A small NASA end-of-life satellite weighing less than 300 kilograms is re-entering the Earth’s atmosphere. This is the Rhessi satellite, launched in 2002 to study the Sun and now in disuse since 2018. The object should return around 3:30 on April 20 (Italian time), with a margin of uncertainty of about 16 hours.
Sicily marginally interested in the impact
Some fragments could survive the impact with the atmosphere, but “the risk of damage to anyone on Earth is low, approximately equal to 1 in 2,467”, explain NASA experts who are monitoring the situation together with the US Department of Defense United.
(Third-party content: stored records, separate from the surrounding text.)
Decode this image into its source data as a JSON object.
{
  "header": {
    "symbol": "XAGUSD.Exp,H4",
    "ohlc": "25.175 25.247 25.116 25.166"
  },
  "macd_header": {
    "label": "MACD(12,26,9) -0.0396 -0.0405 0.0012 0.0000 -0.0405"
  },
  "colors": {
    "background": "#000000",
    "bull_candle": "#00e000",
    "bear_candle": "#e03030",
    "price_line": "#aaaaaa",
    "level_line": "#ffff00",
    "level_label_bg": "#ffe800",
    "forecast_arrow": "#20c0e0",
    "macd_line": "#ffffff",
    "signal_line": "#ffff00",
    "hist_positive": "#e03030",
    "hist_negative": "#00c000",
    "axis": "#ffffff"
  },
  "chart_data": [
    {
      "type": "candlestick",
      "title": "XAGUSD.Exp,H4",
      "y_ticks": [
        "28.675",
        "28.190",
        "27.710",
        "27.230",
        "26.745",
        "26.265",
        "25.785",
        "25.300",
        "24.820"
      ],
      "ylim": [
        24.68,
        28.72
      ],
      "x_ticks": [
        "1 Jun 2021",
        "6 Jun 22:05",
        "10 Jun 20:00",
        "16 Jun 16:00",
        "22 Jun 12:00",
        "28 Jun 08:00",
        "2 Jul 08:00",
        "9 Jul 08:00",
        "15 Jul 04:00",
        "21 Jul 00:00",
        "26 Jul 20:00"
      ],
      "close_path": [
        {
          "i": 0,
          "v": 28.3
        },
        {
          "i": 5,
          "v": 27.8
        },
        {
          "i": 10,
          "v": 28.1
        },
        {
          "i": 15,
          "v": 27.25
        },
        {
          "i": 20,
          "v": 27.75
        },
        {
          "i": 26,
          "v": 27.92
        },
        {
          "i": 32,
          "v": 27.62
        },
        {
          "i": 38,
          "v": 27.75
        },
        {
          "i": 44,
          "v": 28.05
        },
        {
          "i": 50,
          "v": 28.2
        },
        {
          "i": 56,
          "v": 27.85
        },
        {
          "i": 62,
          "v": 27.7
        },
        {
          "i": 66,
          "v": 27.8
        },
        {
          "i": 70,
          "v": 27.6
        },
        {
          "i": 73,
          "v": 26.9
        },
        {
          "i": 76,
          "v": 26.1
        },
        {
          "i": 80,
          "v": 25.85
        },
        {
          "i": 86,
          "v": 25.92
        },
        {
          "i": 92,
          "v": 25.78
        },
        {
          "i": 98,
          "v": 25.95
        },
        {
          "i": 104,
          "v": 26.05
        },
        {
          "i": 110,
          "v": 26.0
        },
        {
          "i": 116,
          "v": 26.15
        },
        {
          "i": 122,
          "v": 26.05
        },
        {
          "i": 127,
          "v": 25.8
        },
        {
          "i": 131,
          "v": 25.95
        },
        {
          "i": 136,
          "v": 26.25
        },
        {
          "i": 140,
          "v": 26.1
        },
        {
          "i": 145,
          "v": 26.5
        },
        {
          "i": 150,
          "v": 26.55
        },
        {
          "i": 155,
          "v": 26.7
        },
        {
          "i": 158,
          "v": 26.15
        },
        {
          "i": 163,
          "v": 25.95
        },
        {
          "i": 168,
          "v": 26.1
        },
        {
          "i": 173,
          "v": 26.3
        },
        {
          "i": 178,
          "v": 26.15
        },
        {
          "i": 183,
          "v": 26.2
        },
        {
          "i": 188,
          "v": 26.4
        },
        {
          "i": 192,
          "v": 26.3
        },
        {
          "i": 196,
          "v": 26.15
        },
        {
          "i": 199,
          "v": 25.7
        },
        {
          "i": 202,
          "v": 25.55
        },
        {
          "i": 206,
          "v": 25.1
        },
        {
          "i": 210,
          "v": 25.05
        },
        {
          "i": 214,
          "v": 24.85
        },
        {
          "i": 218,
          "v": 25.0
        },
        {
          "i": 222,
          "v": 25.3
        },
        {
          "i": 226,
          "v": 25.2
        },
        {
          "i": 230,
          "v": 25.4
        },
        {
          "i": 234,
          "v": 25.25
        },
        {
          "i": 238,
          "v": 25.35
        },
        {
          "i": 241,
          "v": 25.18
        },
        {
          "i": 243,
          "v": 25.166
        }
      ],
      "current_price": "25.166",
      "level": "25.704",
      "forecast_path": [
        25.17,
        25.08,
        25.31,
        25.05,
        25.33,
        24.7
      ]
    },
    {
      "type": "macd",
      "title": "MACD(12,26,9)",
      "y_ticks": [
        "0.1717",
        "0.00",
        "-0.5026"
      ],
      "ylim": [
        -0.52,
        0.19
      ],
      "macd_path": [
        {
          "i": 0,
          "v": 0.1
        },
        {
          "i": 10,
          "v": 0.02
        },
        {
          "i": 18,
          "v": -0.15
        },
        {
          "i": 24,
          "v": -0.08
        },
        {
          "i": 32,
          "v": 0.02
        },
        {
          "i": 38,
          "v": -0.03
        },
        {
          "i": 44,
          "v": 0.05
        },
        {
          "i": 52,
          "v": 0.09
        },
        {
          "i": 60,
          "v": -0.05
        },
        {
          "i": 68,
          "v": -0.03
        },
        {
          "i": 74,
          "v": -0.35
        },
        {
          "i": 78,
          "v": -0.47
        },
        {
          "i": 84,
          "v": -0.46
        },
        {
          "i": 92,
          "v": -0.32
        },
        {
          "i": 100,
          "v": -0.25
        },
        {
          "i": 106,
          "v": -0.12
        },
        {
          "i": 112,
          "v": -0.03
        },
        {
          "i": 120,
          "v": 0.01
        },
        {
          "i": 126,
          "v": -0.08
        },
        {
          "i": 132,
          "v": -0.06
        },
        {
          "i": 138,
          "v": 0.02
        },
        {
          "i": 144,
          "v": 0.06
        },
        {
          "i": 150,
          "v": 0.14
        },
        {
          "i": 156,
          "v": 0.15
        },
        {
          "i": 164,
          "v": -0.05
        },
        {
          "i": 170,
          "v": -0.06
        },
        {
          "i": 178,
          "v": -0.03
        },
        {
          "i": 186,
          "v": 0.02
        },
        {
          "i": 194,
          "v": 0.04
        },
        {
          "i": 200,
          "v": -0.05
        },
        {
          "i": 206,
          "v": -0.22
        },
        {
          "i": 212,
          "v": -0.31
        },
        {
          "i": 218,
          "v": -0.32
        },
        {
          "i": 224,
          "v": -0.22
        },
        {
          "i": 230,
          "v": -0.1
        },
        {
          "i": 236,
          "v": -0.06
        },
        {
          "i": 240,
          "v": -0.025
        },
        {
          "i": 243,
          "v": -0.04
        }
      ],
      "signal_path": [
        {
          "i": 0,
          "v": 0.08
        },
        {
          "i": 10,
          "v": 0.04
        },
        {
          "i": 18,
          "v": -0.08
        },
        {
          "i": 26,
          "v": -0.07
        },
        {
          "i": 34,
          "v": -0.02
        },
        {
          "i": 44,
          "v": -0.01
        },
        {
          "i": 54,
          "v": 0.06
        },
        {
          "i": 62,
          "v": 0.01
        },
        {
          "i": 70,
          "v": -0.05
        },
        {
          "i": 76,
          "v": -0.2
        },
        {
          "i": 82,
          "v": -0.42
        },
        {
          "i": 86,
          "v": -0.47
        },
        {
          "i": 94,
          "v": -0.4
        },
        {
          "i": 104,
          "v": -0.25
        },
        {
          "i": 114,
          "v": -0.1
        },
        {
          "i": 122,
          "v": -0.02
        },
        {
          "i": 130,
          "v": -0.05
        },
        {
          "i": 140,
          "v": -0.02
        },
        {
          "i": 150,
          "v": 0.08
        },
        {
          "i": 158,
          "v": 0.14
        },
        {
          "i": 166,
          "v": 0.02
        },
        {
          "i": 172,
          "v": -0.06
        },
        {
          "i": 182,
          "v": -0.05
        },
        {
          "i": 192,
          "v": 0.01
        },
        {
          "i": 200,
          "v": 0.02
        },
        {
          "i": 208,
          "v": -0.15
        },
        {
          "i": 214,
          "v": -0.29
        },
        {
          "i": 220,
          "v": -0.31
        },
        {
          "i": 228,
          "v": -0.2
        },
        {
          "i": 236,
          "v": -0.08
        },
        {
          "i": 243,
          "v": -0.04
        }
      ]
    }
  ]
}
According to the latest forecasts elaborated by the American Aerospace Corporation, Italy does not run particular dangers: only Sicily is marginally affected by the lines that trace the possible overflight trajectories that the object could travel, but more certain data will arrive in the next few hours.
Rhessi’s story
The Rhessi satellite was launched into low Earth orbit aboard a Pegasus XL rocket in February 2002 to study solar flares and coronal mass ejections, highly energetic events that can also affect Earth, for example by interfering with communications radio and electricity grids. Thanks to his spectrometer, Rhessi was the first to take gamma-ray and high-energy X-ray images of solar flares. During its mission, it “recorded more than 100,000 X-ray events, allowing scientists to study the energetic particles in solar flares,” NASA explains.